Bowers had to do that on his own, due to the labor negotiations, but the Bucs heard only positive things. When the new CBA was put in place and players could return to One Buccaneer Place, the team got the same positive reports first-hand. They saw a player not only ready to practice, but one who was driven by the last eight months to prove he was a massive steal in the second round.
“I’m definitely hungry,: he said. “Ten defensive ends were taken before me, 31 teams passed up on me, so I’ve got 31 points to make and I’m going to do it by working hard.”
No one would suggest that the draft was a positive experience for Bowers, but it worked out well, at least in terms of where he landed. He ended up on a team that is both a contender, following a breakout 10-6 season in 2010, and in great need of the exact services he can provide. Pressure off the edge has been the Bucs’ biggest deficiency for some time, and it was clearly the top priority in the offseason. Bowers won’t be handed a starting spot, and his playing time may initially be impacted by the plan to optimize his return from injury, but there is definitely an opportunity for him to make an impact right away.

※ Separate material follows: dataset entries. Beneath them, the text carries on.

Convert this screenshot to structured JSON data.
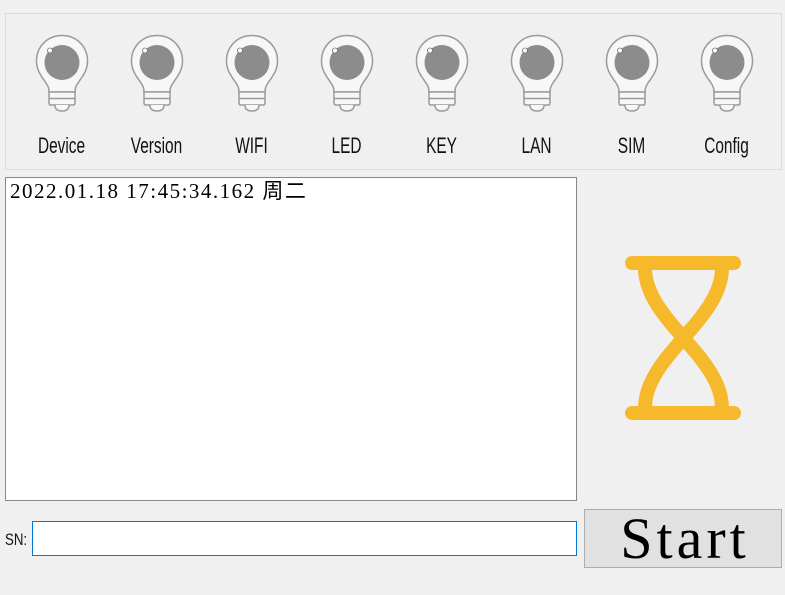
{
  "window": {
    "background": "#F0F0F0"
  },
  "indicators": [
    {
      "label": "Device",
      "icon": "lightbulb-icon",
      "color": "#8C8C8C"
    },
    {
      "label": "Version",
      "icon": "lightbulb-icon",
      "color": "#8C8C8C"
    },
    {
      "label": "WIFI",
      "icon": "lightbulb-icon",
      "color": "#8C8C8C"
    },
    {
      "label": "LED",
      "icon": "lightbulb-icon",
      "color": "#8C8C8C"
    },
    {
      "label": "KEY",
      "icon": "lightbulb-icon",
      "color": "#8C8C8C"
    },
    {
      "label": "LAN",
      "icon": "lightbulb-icon",
      "color": "#8C8C8C"
    },
    {
      "label": "SIM",
      "icon": "lightbulb-icon",
      "color": "#8C8C8C"
    },
    {
      "label": "Config",
      "icon": "lightbulb-icon",
      "color": "#8C8C8C"
    }
  ],
  "log": {
    "lines": [
      "2022.01.18 17:45:34.162 周二"
    ]
  },
  "busy_indicator": {
    "icon": "hourglass-icon",
    "color": "#F6B92B"
  },
  "sn": {
    "label": "SN:",
    "value": ""
  },
  "start_button": {
    "label": "Start"
  },
  "colors": {
    "input_focus_border": "#0078D7",
    "button_face": "#E1E1E1",
    "button_border": "#ADADAD",
    "log_border": "#828790"
  }
}
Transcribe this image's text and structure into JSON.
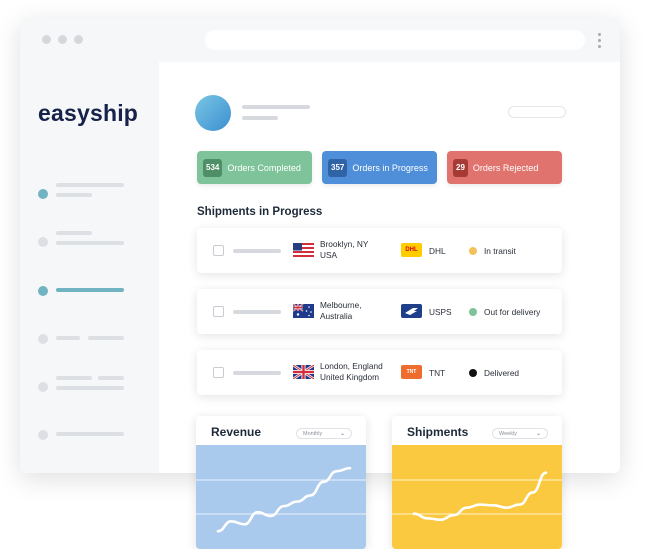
{
  "brand": {
    "logo_text": "easyship"
  },
  "stats": [
    {
      "count": "534",
      "label": "Orders Completed",
      "color": "#7ec39a",
      "count_bg": "#4f8f68"
    },
    {
      "count": "357",
      "label": "Orders in Progress",
      "color": "#4f8ed8",
      "count_bg": "#2f63a6"
    },
    {
      "count": "29",
      "label": "Orders Rejected",
      "color": "#e0736d",
      "count_bg": "#a63b36"
    }
  ],
  "shipments": {
    "title": "Shipments in Progress",
    "rows": [
      {
        "flag": "us-flag",
        "location_line1": "Brooklyn, NY",
        "location_line2": "USA",
        "carrier": "DHL",
        "carrier_logo_text": "DHL",
        "carrier_color": "#ffcc00",
        "carrier_text_color": "#d40511",
        "status": "In transit",
        "status_color": "#f3c15a"
      },
      {
        "flag": "au-flag",
        "location_line1": "Melbourne,",
        "location_line2": "Australia",
        "carrier": "USPS",
        "carrier_logo_text": "USPS",
        "carrier_color": "#1f3f8a",
        "carrier_text_color": "#ffffff",
        "status": "Out for delivery",
        "status_color": "#7ec39a"
      },
      {
        "flag": "uk-flag",
        "location_line1": "London, England",
        "location_line2": "United Kingdom",
        "carrier": "TNT",
        "carrier_logo_text": "TNT",
        "carrier_color": "#ef6c2f",
        "carrier_text_color": "#ffffff",
        "status": "Delivered",
        "status_color": "#111111"
      }
    ]
  },
  "revenue": {
    "title": "Revenue",
    "period": "Monthly",
    "color": "#a9c9ed"
  },
  "shipments_chart": {
    "title": "Shipments",
    "period": "Weekly",
    "color": "#fbc93f"
  },
  "chart_data": [
    {
      "type": "line",
      "title": "Revenue",
      "x": [
        0,
        1,
        2,
        3,
        4,
        5,
        6,
        7,
        8,
        9,
        10
      ],
      "y": [
        5,
        18,
        14,
        30,
        25,
        38,
        44,
        52,
        70,
        84,
        88
      ]
    },
    {
      "type": "line",
      "title": "Shipments",
      "x": [
        0,
        1,
        2,
        3,
        4,
        5,
        6,
        7,
        8,
        9,
        10
      ],
      "y": [
        28,
        22,
        20,
        26,
        36,
        40,
        39,
        36,
        40,
        56,
        82
      ]
    }
  ]
}
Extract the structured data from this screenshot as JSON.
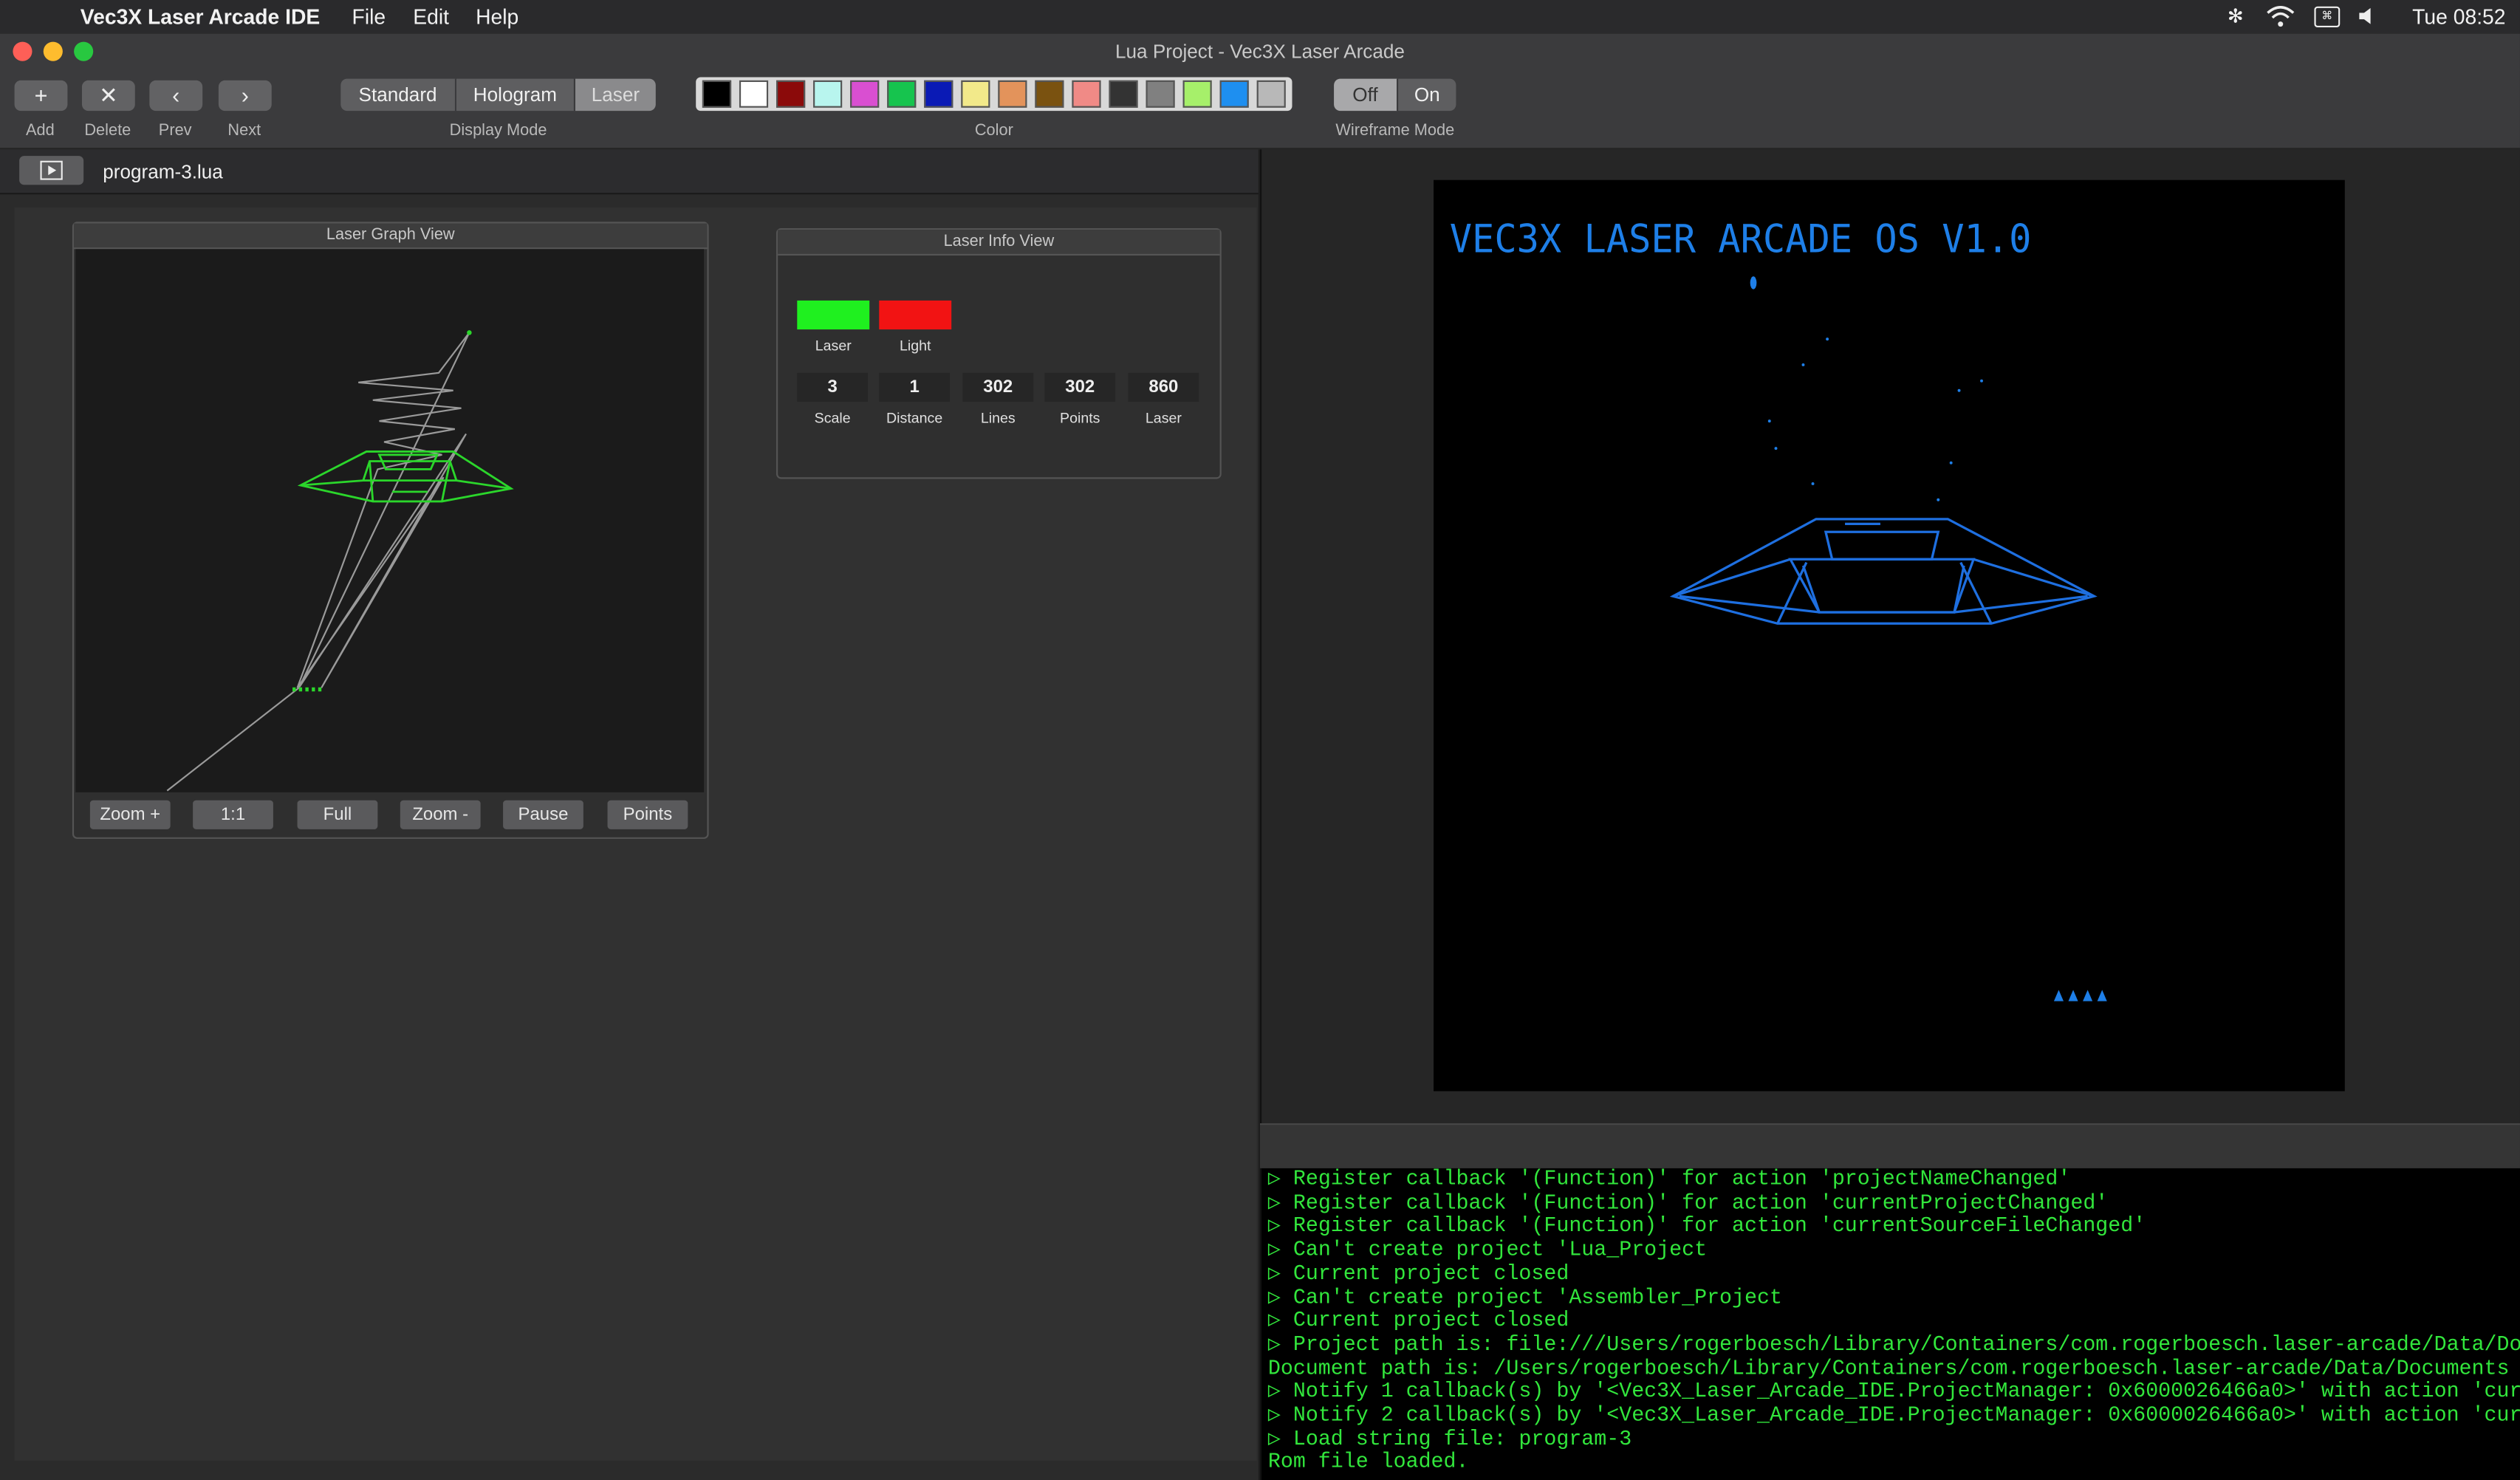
{
  "menubar": {
    "app_name": "Vec3X Laser Arcade IDE",
    "menus": [
      "File",
      "Edit",
      "Help"
    ],
    "clock": "Tue 08:52"
  },
  "window": {
    "title": "Lua Project - Vec3X Laser Arcade"
  },
  "toolbar": {
    "add_label": "Add",
    "delete_label": "Delete",
    "prev_label": "Prev",
    "next_label": "Next",
    "display_mode_label": "Display Mode",
    "display_modes": [
      "Standard",
      "Hologram",
      "Laser"
    ],
    "display_mode_selected": "Laser",
    "color_label": "Color",
    "colors": [
      "#000000",
      "#ffffff",
      "#8b0a0a",
      "#b8f5ee",
      "#d94fd1",
      "#16c44e",
      "#0a1ab5",
      "#f2e98a",
      "#e3935b",
      "#7a5210",
      "#f08a86",
      "#333333",
      "#808080",
      "#a6f06a",
      "#1e8ff0",
      "#b8b8b8"
    ],
    "wireframe_label": "Wireframe Mode",
    "wireframe_options": [
      "Off",
      "On"
    ],
    "wireframe_selected": "Off"
  },
  "tab": {
    "filename": "program-3.lua"
  },
  "graph_view": {
    "title": "Laser Graph View",
    "buttons": [
      "Zoom +",
      "1:1",
      "Full",
      "Zoom -",
      "Pause",
      "Points"
    ]
  },
  "info_view": {
    "title": "Laser Info View",
    "laser_label": "Laser",
    "light_label": "Light",
    "laser_color": "#1ff01f",
    "light_color": "#f21313",
    "stats": [
      {
        "value": "3",
        "label": "Scale"
      },
      {
        "value": "1",
        "label": "Distance"
      },
      {
        "value": "302",
        "label": "Lines"
      },
      {
        "value": "302",
        "label": "Points"
      },
      {
        "value": "860",
        "label": "Laser"
      }
    ]
  },
  "screen": {
    "title": "VEC3X LASER ARCADE OS V1.0"
  },
  "console": {
    "lines": [
      "▷ Register callback '(Function)' for action 'projectNameChanged'",
      "▷ Register callback '(Function)' for action 'currentProjectChanged'",
      "▷ Register callback '(Function)' for action 'currentSourceFileChanged'",
      "▷ Can't create project 'Lua_Project",
      "▷ Current project closed",
      "▷ Can't create project 'Assembler_Project",
      "▷ Current project closed",
      "▷ Project path is: file:///Users/rogerboesch/Library/Containers/com.rogerboesch.laser-arcade/Data/Doc",
      "Document path is: /Users/rogerboesch/Library/Containers/com.rogerboesch.laser-arcade/Data/Documents",
      "▷ Notify 1 callback(s) by '<Vec3X_Laser_Arcade_IDE.ProjectManager: 0x6000026466a0>' with action 'curr",
      "▷ Notify 2 callback(s) by '<Vec3X_Laser_Arcade_IDE.ProjectManager: 0x6000026466a0>' with action 'curr",
      "▷ Load string file: program-3",
      "Rom file loaded."
    ]
  }
}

Even more encouraging, he has the chance to become a cornerstone player for a team that is building everything around youth. There isn’t a grizzled vet anywhere to be found on the Bucs’ defensive line, but there is a whole lot of talent.
“It’s definitely a unique opportunity,” he said. “I’m blessed to be where I am. It’s a unique situation, where I am. Not a lot of vets on this team. There are vets, but a lot of them are two and three-year vets. We’re a very young team and I have a chance to do something very special and I’m looking forward to it.”
As are the Buccaneers. Tampa Bay ranked 30th in the league in sacks per pass play in 2010, 24th in 2009. The team hasn’t had a player reach double digits in sacks in a single season since Simeon Rice in 2005. The team leader last year had 4.5.
“That’s one of our main priorities,” said Bowers. “The more we can get to the quarterback and get him down the more chances we have of winning the ball game. And the more chances we can get the quarterback down the more chances we have of getting the ball back for the offense, and so the thing we’re focusing on now is the chance to give [
Bowers, as you can see, isn’t thinking in terms of whether or not he can get on the field in 2011. He’s already on the field, and he plans to stay there. He says he has no doubt that he will be playing on opening day of the regular season. His sights are set on team goals…and just maybe a little payback to those who put the log on his shoulder.
If that happens, the Steal-O-Meter will have to be retired. There will no longer be any question.